As a life long King fan, I'm looking forward to this.
Quote from: NapalmKev on 18 February, 2017, 06:57:28 AM
... I'm thinking this will go down the Penny Dreadful/Gotham route of taking various characters and plots and mashing them together.
Robert Altman's Short Cuts (https://en.wikipedia.org/wiki/Short_Cuts_(film)) and
Clash Of The Titans are the earliest live action examples of this approach I can think of. They're more literal versions of what wearers of fancy pants call intertextuality (https://en.wikipedia.org/wiki/Intertextuality).
It's seeped into broader pop culture, probably due to the success of the Marvel Cinematic Universe and Alan Moore's plundering of out-of-copyright properties with
The Lost Girls/The League Of Extraordinary Gentlemen.

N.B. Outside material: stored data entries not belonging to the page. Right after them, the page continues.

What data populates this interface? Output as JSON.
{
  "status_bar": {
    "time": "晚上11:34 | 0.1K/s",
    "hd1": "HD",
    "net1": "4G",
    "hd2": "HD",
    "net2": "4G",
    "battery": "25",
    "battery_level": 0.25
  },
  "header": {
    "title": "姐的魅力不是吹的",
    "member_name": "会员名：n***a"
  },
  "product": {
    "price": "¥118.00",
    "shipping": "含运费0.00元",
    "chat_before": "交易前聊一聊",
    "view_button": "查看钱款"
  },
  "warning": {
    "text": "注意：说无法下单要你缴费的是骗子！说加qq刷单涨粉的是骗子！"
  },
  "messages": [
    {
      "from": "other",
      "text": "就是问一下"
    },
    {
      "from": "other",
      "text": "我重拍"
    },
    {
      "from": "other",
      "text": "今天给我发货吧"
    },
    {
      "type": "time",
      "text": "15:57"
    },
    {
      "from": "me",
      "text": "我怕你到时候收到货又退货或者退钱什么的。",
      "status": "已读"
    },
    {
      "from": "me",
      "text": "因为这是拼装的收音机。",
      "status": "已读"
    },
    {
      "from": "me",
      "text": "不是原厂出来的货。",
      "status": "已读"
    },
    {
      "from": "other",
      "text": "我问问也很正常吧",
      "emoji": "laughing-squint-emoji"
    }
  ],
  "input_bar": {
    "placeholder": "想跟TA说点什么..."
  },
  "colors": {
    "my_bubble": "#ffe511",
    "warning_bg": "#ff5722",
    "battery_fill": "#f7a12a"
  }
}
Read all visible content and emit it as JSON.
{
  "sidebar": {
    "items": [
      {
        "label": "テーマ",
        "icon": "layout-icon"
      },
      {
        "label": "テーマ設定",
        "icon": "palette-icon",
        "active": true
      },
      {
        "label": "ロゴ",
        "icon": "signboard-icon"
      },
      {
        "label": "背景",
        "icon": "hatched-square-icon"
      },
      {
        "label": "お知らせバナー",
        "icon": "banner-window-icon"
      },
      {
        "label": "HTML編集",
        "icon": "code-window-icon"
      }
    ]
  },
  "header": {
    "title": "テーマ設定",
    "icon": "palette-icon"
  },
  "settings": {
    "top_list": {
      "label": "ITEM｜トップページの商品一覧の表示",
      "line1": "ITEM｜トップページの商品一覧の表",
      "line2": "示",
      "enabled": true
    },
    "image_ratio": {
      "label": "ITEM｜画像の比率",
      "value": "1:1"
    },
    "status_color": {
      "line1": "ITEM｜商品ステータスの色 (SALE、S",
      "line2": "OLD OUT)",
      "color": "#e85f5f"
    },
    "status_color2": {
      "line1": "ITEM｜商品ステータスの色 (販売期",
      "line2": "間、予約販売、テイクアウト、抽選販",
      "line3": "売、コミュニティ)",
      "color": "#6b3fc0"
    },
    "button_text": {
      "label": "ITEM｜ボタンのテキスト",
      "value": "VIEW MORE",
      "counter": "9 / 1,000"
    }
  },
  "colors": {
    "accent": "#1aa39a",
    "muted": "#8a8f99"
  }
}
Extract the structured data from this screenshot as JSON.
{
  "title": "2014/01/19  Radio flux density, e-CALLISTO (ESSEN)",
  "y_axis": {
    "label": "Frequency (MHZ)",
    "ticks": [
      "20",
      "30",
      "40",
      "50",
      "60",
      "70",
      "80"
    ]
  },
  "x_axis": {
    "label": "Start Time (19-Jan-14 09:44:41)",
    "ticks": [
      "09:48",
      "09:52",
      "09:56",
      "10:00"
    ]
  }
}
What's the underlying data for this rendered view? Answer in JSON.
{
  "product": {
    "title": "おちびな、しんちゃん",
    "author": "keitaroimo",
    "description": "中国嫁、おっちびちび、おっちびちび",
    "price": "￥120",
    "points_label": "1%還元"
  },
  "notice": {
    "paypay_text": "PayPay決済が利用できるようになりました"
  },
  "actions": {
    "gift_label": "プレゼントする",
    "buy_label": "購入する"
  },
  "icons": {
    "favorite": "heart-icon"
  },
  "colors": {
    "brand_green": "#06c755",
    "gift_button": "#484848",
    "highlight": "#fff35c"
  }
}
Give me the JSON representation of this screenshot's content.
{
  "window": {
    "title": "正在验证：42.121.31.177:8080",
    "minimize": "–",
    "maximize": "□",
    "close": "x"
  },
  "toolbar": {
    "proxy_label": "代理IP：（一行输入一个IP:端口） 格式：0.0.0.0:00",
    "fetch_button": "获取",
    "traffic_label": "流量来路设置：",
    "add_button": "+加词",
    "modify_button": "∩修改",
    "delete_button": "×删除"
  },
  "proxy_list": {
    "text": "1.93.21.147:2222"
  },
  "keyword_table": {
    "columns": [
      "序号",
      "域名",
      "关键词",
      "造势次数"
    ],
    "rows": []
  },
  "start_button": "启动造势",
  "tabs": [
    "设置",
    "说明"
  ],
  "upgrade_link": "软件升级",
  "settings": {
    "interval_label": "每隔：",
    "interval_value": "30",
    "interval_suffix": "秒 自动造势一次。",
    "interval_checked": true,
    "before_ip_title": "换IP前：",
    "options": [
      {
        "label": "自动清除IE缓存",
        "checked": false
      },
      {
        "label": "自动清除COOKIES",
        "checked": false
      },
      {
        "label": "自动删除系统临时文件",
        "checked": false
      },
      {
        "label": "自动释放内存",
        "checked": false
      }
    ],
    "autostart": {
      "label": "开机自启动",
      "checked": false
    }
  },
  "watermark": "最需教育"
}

TV series like The Mary Tyler Moore Show (https://en.wikipedia.org/wiki/List_of_fictional_crossovers) created new characters who shared a universe; Defenders Of The Earth (https://en.wikipedia.org/wiki/Defenders_of_the_Earth) acted as a clearing house for preexisting characters with a shared owner; but Bud Abbott (https://www.youtube.com/watch?v=l6NIVn6_m1c) provides the first example (I can think of) where lapsed copyright mashed together characters from discreet works in a shared Univers(al).
The earliest literary examples are
The Torah and its sequels/soft reboots,
The New Testament and
The Qu'ran. They're sort of theological versions of
Watchmen, reimagining preexisting Charlton heroes, like Beelzebub (https://en.wikipedia.org/wiki/Beelzebub#Hebrew_Bible) and Mithras (https://en.wikipedia.org/wiki/Jesus_in_comparative_mythology#Greco-Roman_mysteries), as more morally ambivalent characters interacting in a shared fictional universe. Like
Watchmen, the Creators no longer speak.